Tears stung behind Amy’s lids suddenly. She wanted to reach out and take his hand, but she didn’t think he’d welcome her touch. Not now, maybe not ever.
“It’s like this, Amber. Your disappearance changed a lot of lives, for better or for worse, and I don’t think either of us will ever have any peace until we know the truth about that night.” His dark gaze challenged her as his voice deepened. “That’s why I want to help you. That’s the only reason why.”
* * *
AMY’S HEAD SPUN in confusion on her way home. She’d stayed in town far longer than she’d meant to, and now twilight had fallen. The sky deepened to purple, and the first star twinkled on the horizon as she followed the blacktop road through the cotton fields.
A sense of impending doom settled over her. Con had promised to help her unravel her past, but Amy knew she would have to be careful. She was vulnerable in a way she never had been before, and her feelings for Con were turning out to be far more complicated than she could ever have dreamed.
Shivering in the growing gloom, she tried to concentrate on her driving. A huge tractor loomed on the road in front of her, and she slowed, waiting for a chance to pass. When the double yellow lines vanished on a stretch of pavement, she pulled into the other lane and accelerated around the tractor, easing back into her own lane when she could see the vehicle’s lights in her rearview mirror.

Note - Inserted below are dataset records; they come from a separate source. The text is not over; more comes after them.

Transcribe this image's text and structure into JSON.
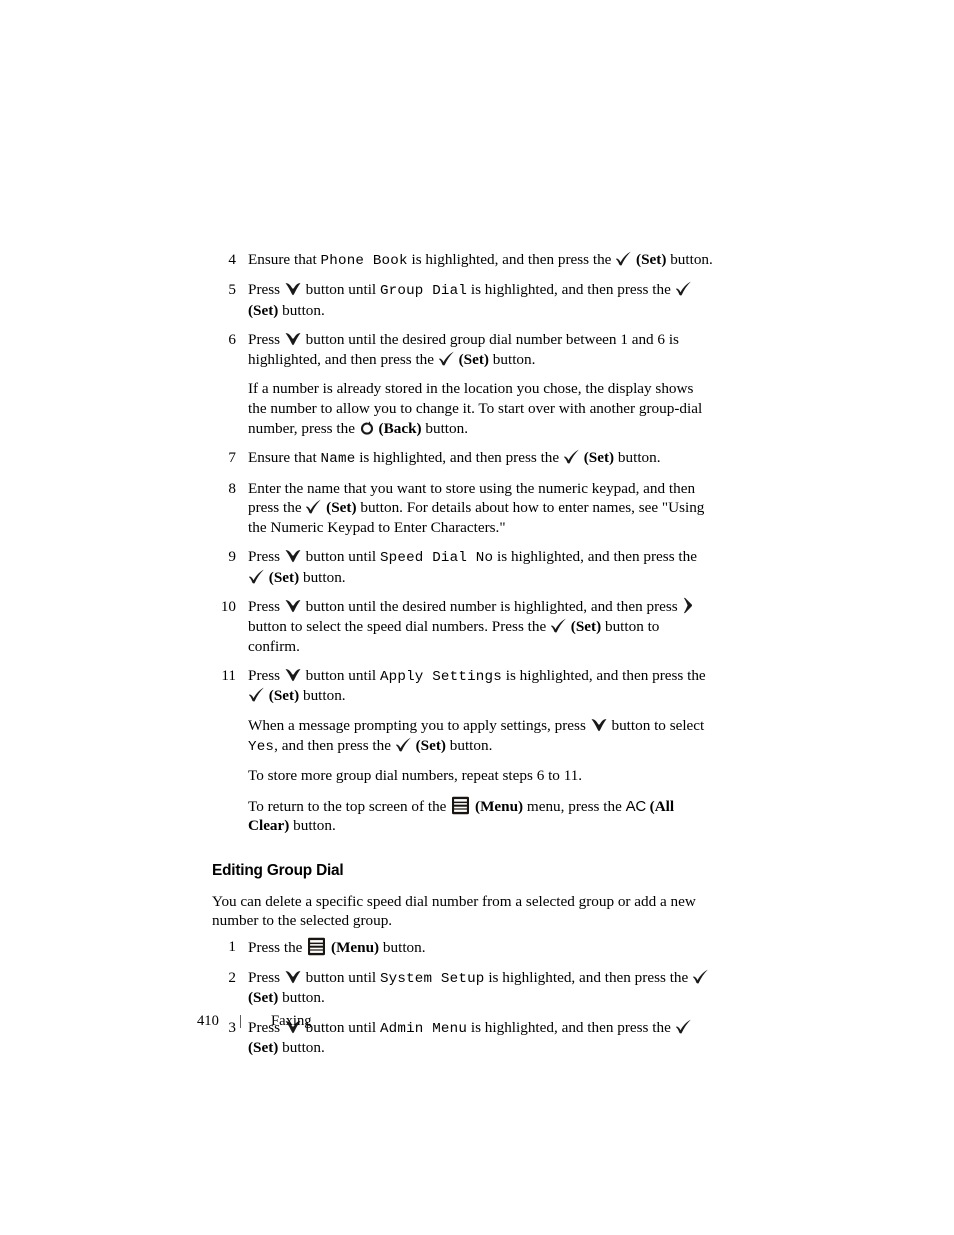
{
  "document": {
    "footer": {
      "page_number": "410",
      "separator": "|",
      "section": "Faxing"
    }
  },
  "icons": {
    "set": "checkmark-icon",
    "down": "down-arrow-icon",
    "back": "back-circular-arrow-icon",
    "right": "right-chevron-icon",
    "menu": "menu-icon",
    "all_clear": "AC"
  },
  "procedure_continued": {
    "steps": [
      {
        "number": "4",
        "parts": [
          {
            "t": "text",
            "v": "Ensure that "
          },
          {
            "t": "mono",
            "v": "Phone  Book"
          },
          {
            "t": "text",
            "v": " is highlighted, and then press the "
          },
          {
            "t": "icon",
            "v": "set"
          },
          {
            "t": "bold",
            "v": " (Set)"
          },
          {
            "t": "text",
            "v": " button."
          }
        ]
      },
      {
        "number": "5",
        "parts": [
          {
            "t": "text",
            "v": "Press "
          },
          {
            "t": "icon",
            "v": "down"
          },
          {
            "t": "text",
            "v": " button until "
          },
          {
            "t": "mono",
            "v": "Group  Dial"
          },
          {
            "t": "text",
            "v": " is highlighted, and then press the "
          },
          {
            "t": "icon",
            "v": "set"
          },
          {
            "t": "bold",
            "v": " (Set)"
          },
          {
            "t": "text",
            "v": " button."
          }
        ]
      },
      {
        "number": "6",
        "parts": [
          {
            "t": "text",
            "v": "Press "
          },
          {
            "t": "icon",
            "v": "down"
          },
          {
            "t": "text",
            "v": " button until the desired group dial number between 1 and 6 is highlighted, and then press the "
          },
          {
            "t": "icon",
            "v": "set"
          },
          {
            "t": "bold",
            "v": " (Set)"
          },
          {
            "t": "text",
            "v": " button."
          }
        ]
      }
    ],
    "note_after_six": [
      {
        "t": "text",
        "v": "If a number is already stored in the location you chose, the display shows the number to allow you to change it. To start over with another group-dial number, press the "
      },
      {
        "t": "icon",
        "v": "back"
      },
      {
        "t": "bold",
        "v": " (Back)"
      },
      {
        "t": "text",
        "v": " button."
      }
    ],
    "steps_cont": [
      {
        "number": "7",
        "parts": [
          {
            "t": "text",
            "v": "Ensure that "
          },
          {
            "t": "mono",
            "v": "Name"
          },
          {
            "t": "text",
            "v": " is highlighted, and then press the "
          },
          {
            "t": "icon",
            "v": "set"
          },
          {
            "t": "bold",
            "v": " (Set)"
          },
          {
            "t": "text",
            "v": " button."
          }
        ]
      },
      {
        "number": "8",
        "parts": [
          {
            "t": "text",
            "v": "Enter the name that you want to store using the numeric keypad, and then press the "
          },
          {
            "t": "icon",
            "v": "set"
          },
          {
            "t": "bold",
            "v": " (Set)"
          },
          {
            "t": "text",
            "v": " button. For details about how to enter names, see \"Using the Numeric Keypad to Enter Characters.\""
          }
        ]
      },
      {
        "number": "9",
        "parts": [
          {
            "t": "text",
            "v": "Press "
          },
          {
            "t": "icon",
            "v": "down"
          },
          {
            "t": "text",
            "v": " button until "
          },
          {
            "t": "mono",
            "v": "Speed  Dial  No"
          },
          {
            "t": "text",
            "v": " is highlighted, and then press the "
          },
          {
            "t": "icon",
            "v": "set"
          },
          {
            "t": "bold",
            "v": " (Set)"
          },
          {
            "t": "text",
            "v": " button."
          }
        ]
      },
      {
        "number": "10",
        "parts": [
          {
            "t": "text",
            "v": "Press "
          },
          {
            "t": "icon",
            "v": "down"
          },
          {
            "t": "text",
            "v": " button until the desired number is highlighted, and then press "
          },
          {
            "t": "icon",
            "v": "right"
          },
          {
            "t": "text",
            "v": " button to select the speed dial numbers. Press the "
          },
          {
            "t": "icon",
            "v": "set"
          },
          {
            "t": "bold",
            "v": " (Set)"
          },
          {
            "t": "text",
            "v": " button to confirm."
          }
        ]
      },
      {
        "number": "11",
        "parts": [
          {
            "t": "text",
            "v": "Press "
          },
          {
            "t": "icon",
            "v": "down"
          },
          {
            "t": "text",
            "v": " button until "
          },
          {
            "t": "mono",
            "v": "Apply  Settings"
          },
          {
            "t": "text",
            "v": " is highlighted, and then press the "
          },
          {
            "t": "icon",
            "v": "set"
          },
          {
            "t": "bold",
            "v": " (Set)"
          },
          {
            "t": "text",
            "v": " button."
          }
        ]
      }
    ],
    "note_apply": [
      {
        "t": "text",
        "v": "When a message prompting you to apply settings, press "
      },
      {
        "t": "icon",
        "v": "down"
      },
      {
        "t": "text",
        "v": " button to select "
      },
      {
        "t": "mono",
        "v": "Yes"
      },
      {
        "t": "text",
        "v": ", and then press the "
      },
      {
        "t": "icon",
        "v": "set"
      },
      {
        "t": "bold",
        "v": " (Set)"
      },
      {
        "t": "text",
        "v": " button."
      }
    ],
    "note_repeat": [
      {
        "t": "text",
        "v": "To store more group dial numbers, repeat steps 6 to 11."
      }
    ],
    "note_return": [
      {
        "t": "text",
        "v": "To return to the top screen of the "
      },
      {
        "t": "icon",
        "v": "menu"
      },
      {
        "t": "bold",
        "v": " (Menu)"
      },
      {
        "t": "text",
        "v": " menu, press the "
      },
      {
        "t": "icon",
        "v": "allclear"
      },
      {
        "t": "bold",
        "v": " (All Clear)"
      },
      {
        "t": "text",
        "v": " button."
      }
    ]
  },
  "editing_group_dial": {
    "heading": "Editing Group Dial",
    "intro": "You can delete a specific speed dial number from a selected group or add a new number to the selected group.",
    "steps": [
      {
        "number": "1",
        "parts": [
          {
            "t": "text",
            "v": "Press the "
          },
          {
            "t": "icon",
            "v": "menu"
          },
          {
            "t": "bold",
            "v": " (Menu)"
          },
          {
            "t": "text",
            "v": " button."
          }
        ]
      },
      {
        "number": "2",
        "parts": [
          {
            "t": "text",
            "v": "Press "
          },
          {
            "t": "icon",
            "v": "down"
          },
          {
            "t": "text",
            "v": " button until "
          },
          {
            "t": "mono",
            "v": "System  Setup"
          },
          {
            "t": "text",
            "v": " is highlighted, and then press the "
          },
          {
            "t": "icon",
            "v": "set"
          },
          {
            "t": "bold",
            "v": " (Set)"
          },
          {
            "t": "text",
            "v": " button."
          }
        ]
      },
      {
        "number": "3",
        "parts": [
          {
            "t": "text",
            "v": "Press "
          },
          {
            "t": "icon",
            "v": "down"
          },
          {
            "t": "text",
            "v": " button until "
          },
          {
            "t": "mono",
            "v": "Admin  Menu"
          },
          {
            "t": "text",
            "v": " is highlighted, and then press the "
          },
          {
            "t": "icon",
            "v": "set"
          },
          {
            "t": "bold",
            "v": " (Set)"
          },
          {
            "t": "text",
            "v": " button."
          }
        ]
      }
    ]
  }
}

Glancing back again, she saw another set of headlights dart around the tractor. But instead of pulling into the lane behind Amy, the driver hit the gas, and a dark, four-wheel-drive truck, with huge tires and blacked-out windows, shot around her. Almost instantly, the vehicle’s taillights disappeared from her view.
After a few moments, Amy could no longer see the tractor lights, either. There was no one in front of her, no one behind her. She was all alone on a dark, unfamiliar road, and as the strange scenery whipped past her, she began to grow uneasy. What if she had a flat tire or her car stalled? How long would she have to wait before help came along?
But then, as she rounded a curve, she saw the cherry glow of taillights ahead of her. Somehow the knowledge that she wasn’t completely alone made her feel a little better, and Amy accelerated, trying to catch up to the lights.